A very strange story was told on social networks by the co-founder of the web3 startup Webaverse, Ahad Shams. Fake investors stole $4 million in cryptocurrencies from him during a business meeting in a Rome hotel. How exactly the theft happened, Shams still does not understand, and it seems that he was not the first victim of these scammers.
The founder of Webaverse writes that the scammers posed as potential investors and negotiated with him for several weeks. Then they set up a meeting in Rome, convinced him to transfer $4 million in crypto to himself into a new Trust Wallet account, and eventually the funds just disappeared.
The scammers first contacted Shams when he was working on closing one of the first rounds of attraction. Then a man wrote to him, claiming to be the lawyer of a certain “Joseph Safra”, who allegedly wanted to invest in Webaverse. Shams checked the e-mail, and it seemed to him that it was written by a representative of a real law firm (Shams checked their website). After that, the lawyer provided him with information about his clients, which, as it turned out later, was a fake.
After several weeks of communication with a lawyer and “Mr. Safra” by mail and video, Shams agreed to meet with potential investors in Rome at the end of November 2022. Even before this meeting, the attacker, posing as Safra, stated that he would need proof of Shams’s funds, and suggested using a Trust Wallet account for this.
According to Shams, he and his colleague met with “Mr. Safra” and his lawyer for dinner, and were supposed to close the deal the next day. As requested, while still at home, he set up a new Trust Wallet account, specifically using a device that was not usually used on Webaverse. The idea was that without sharing or exposing any private keys or seed phrases, Shams’ funds would be safe.
“We sat across from these people and transferred 4 million USDC [USD Coin] to Trust Wallet,” writes Shams. “Mr. Safra” asked to see his balance on the Trust Wallet app and took out his phone to “take a few pictures.” Then we thought it was strange, but since there were no private keys or seed phrases [on the screen], we tried to treat this with understanding.”
Safra seemed pleased with what he saw, but said that he needed to go out for a while to discuss the details with his colleagues.

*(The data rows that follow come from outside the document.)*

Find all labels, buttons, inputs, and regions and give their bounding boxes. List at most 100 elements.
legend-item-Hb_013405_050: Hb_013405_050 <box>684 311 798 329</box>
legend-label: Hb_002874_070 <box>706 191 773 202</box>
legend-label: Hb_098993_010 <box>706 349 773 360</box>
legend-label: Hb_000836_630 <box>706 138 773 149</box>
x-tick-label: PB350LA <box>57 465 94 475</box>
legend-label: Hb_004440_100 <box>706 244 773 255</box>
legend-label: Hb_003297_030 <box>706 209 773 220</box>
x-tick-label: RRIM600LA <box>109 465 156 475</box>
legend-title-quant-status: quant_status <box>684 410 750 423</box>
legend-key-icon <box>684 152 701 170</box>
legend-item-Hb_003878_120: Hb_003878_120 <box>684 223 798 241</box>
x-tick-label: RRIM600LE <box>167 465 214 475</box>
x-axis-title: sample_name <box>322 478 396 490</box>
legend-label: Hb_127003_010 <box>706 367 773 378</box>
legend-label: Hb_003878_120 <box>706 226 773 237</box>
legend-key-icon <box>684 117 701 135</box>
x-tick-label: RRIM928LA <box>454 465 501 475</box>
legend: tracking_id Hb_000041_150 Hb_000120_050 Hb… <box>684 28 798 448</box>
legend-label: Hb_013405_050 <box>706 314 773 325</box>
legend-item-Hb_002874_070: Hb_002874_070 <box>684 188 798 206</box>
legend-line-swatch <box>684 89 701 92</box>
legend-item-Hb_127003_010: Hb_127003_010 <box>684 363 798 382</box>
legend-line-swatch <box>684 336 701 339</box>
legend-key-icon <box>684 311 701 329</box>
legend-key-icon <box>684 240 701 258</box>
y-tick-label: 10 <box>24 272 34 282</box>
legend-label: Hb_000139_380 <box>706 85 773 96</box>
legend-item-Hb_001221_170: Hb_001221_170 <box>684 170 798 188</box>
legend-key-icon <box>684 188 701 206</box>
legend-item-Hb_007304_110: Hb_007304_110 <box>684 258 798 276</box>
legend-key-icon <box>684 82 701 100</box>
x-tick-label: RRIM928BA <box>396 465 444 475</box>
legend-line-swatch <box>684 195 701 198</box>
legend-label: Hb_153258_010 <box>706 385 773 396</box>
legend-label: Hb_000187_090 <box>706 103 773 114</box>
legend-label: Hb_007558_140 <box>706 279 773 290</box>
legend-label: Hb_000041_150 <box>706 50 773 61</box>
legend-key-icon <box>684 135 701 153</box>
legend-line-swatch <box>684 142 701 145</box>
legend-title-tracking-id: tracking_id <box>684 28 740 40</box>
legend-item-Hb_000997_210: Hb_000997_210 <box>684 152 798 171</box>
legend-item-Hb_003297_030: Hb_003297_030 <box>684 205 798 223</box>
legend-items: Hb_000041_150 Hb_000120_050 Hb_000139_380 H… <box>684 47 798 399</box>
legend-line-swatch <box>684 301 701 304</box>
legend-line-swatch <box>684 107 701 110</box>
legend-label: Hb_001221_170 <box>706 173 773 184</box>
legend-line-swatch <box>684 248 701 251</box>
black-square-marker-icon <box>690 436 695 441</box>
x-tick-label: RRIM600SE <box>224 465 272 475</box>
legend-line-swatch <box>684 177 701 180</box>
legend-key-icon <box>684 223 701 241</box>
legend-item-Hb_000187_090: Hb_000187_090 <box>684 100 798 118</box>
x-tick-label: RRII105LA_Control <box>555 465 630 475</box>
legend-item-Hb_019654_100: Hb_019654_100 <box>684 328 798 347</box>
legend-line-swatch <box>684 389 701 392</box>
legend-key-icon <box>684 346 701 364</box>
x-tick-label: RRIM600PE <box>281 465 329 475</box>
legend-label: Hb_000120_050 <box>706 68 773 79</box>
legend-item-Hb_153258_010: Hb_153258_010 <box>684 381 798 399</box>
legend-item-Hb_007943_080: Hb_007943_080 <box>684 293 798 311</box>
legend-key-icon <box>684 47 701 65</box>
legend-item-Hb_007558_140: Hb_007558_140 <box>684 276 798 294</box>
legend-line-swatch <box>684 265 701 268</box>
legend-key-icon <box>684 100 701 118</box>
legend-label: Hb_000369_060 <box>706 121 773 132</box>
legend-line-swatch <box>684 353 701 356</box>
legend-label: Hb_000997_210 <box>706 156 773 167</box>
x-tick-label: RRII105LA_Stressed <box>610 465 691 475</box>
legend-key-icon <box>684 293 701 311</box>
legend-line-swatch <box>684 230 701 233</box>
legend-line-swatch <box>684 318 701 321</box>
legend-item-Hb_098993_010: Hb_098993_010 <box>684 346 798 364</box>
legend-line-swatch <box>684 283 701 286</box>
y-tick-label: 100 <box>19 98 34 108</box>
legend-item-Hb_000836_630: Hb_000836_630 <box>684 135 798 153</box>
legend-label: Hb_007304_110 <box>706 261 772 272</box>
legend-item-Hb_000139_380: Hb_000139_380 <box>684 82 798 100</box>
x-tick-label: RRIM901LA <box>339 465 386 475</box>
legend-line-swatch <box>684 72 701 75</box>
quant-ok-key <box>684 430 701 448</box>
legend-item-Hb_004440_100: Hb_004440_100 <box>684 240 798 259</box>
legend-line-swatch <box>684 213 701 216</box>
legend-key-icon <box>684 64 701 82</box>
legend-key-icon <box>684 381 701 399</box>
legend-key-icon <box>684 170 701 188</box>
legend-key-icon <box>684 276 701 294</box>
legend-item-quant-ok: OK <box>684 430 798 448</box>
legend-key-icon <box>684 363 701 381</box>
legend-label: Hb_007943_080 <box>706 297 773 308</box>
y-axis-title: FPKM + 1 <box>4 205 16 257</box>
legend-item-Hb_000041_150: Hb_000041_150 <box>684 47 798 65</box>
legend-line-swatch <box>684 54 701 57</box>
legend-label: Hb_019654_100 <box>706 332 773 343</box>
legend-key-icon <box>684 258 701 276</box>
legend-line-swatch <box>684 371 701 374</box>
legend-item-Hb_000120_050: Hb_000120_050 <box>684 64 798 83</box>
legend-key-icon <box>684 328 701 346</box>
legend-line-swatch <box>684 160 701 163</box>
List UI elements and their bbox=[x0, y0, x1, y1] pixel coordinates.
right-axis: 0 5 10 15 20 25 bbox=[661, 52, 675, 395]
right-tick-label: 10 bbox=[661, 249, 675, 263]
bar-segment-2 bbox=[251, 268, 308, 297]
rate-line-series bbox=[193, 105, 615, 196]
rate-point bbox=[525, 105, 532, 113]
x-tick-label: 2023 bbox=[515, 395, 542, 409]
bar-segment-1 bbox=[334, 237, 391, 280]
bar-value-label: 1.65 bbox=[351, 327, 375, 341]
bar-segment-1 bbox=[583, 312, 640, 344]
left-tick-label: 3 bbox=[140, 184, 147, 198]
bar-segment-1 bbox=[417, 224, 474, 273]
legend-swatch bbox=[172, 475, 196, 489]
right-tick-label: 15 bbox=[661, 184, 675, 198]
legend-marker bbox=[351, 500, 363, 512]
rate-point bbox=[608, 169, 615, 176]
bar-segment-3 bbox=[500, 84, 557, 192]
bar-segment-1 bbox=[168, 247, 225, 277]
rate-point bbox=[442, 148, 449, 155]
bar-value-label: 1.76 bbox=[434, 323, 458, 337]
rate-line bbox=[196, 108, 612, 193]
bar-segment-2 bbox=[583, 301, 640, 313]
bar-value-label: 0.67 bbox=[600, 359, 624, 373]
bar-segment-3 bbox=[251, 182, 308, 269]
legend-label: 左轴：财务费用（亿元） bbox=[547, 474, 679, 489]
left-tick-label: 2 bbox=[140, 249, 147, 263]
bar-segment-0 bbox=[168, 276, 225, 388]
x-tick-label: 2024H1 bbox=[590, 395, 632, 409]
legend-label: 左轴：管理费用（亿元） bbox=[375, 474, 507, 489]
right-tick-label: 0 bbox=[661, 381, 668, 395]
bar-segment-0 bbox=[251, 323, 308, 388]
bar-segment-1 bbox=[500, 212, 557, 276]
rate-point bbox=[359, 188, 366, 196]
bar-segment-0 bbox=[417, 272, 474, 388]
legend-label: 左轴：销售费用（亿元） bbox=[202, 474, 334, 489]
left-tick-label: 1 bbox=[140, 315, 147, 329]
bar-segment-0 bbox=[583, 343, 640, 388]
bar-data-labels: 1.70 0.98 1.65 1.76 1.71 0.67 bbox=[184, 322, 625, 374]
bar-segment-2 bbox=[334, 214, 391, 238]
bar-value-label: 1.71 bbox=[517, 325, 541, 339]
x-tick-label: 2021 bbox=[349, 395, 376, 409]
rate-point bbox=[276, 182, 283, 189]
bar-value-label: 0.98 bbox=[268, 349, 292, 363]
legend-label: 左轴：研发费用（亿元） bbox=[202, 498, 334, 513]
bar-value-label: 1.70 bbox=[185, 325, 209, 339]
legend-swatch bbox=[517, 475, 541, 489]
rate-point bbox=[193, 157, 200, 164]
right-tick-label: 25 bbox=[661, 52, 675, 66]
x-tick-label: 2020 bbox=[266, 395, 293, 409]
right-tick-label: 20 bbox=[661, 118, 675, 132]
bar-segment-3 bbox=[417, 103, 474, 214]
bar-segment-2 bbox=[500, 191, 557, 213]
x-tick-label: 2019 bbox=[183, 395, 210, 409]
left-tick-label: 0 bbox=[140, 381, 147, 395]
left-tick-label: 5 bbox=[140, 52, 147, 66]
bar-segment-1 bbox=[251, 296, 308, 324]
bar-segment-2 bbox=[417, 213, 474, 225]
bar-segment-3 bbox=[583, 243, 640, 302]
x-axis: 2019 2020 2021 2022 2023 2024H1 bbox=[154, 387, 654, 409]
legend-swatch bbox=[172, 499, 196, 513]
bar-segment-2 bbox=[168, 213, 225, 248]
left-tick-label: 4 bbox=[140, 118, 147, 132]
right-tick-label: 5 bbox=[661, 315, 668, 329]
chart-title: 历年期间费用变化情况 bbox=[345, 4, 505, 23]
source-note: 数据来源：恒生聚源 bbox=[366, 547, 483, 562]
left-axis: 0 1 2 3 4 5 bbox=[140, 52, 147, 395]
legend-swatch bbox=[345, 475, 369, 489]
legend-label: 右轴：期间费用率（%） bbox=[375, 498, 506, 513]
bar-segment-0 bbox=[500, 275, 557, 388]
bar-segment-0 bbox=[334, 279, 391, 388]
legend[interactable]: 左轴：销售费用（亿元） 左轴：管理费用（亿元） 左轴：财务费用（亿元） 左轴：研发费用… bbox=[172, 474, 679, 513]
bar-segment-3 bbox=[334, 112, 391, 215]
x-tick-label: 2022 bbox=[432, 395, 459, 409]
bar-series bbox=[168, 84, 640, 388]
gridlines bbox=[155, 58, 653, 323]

“We didn’t see him again, and a few minutes later the money disappeared from the wallet. I was shocked… I had no idea how these guys stole money from us,” Shams admits.
According to him, he immediately reported the incident to the Rome police and the FBI. However, the investigation has not yet been able to establish how exactly the cryptocurrency was stolen. Experts are still working on obtaining additional information from Trust Wallet about what was happening with the wallet at the time of the “drain” of funds.
So far, investigators have found that Shams’ wallet funds were split into six transactions that went to six previously unused addresses. Almost all of the funds were converted into Ethereum, Wrapped Bitcoin (wBTC) and Tether (USDT) and then passed through a group of 14 other addresses. From there, the cryptocurrencies went to four new addresses, with about 83% of the funds currently in one of them.
Interestingly, the Webaverse co-founder was not the first victim of these scammers. After the theft and the beginning of the investigation, Shams discovered that this had happened before. So, in 2021, NFT entrepreneur Jacob Riglin, the founder of Dream Lab, said on Twitter that unknown people stole $90,000 in cryptocurrency from him as part of a similar scheme, only he met with scammers in Barcelona.
Riglin was also asked to open his crypto wallet and show it to the scammers, ostensibly to confirm that he had the money to complete the transaction.
In addition, a private lawyer hired by Shams also reported other cases of such fraud. P according to him, the same group scammer contacted other of his clients earlier in 2022, which was confirmed by the coincidence of signatures in documents.
Shams notes that the $4 million loss hit Webaverse hard, but the startup has enough cash to keep it going for another 12 to 16 months. Webaverse is still looking for investors and hopes to raise more funds, and Shams says he “didn’t break” what happened.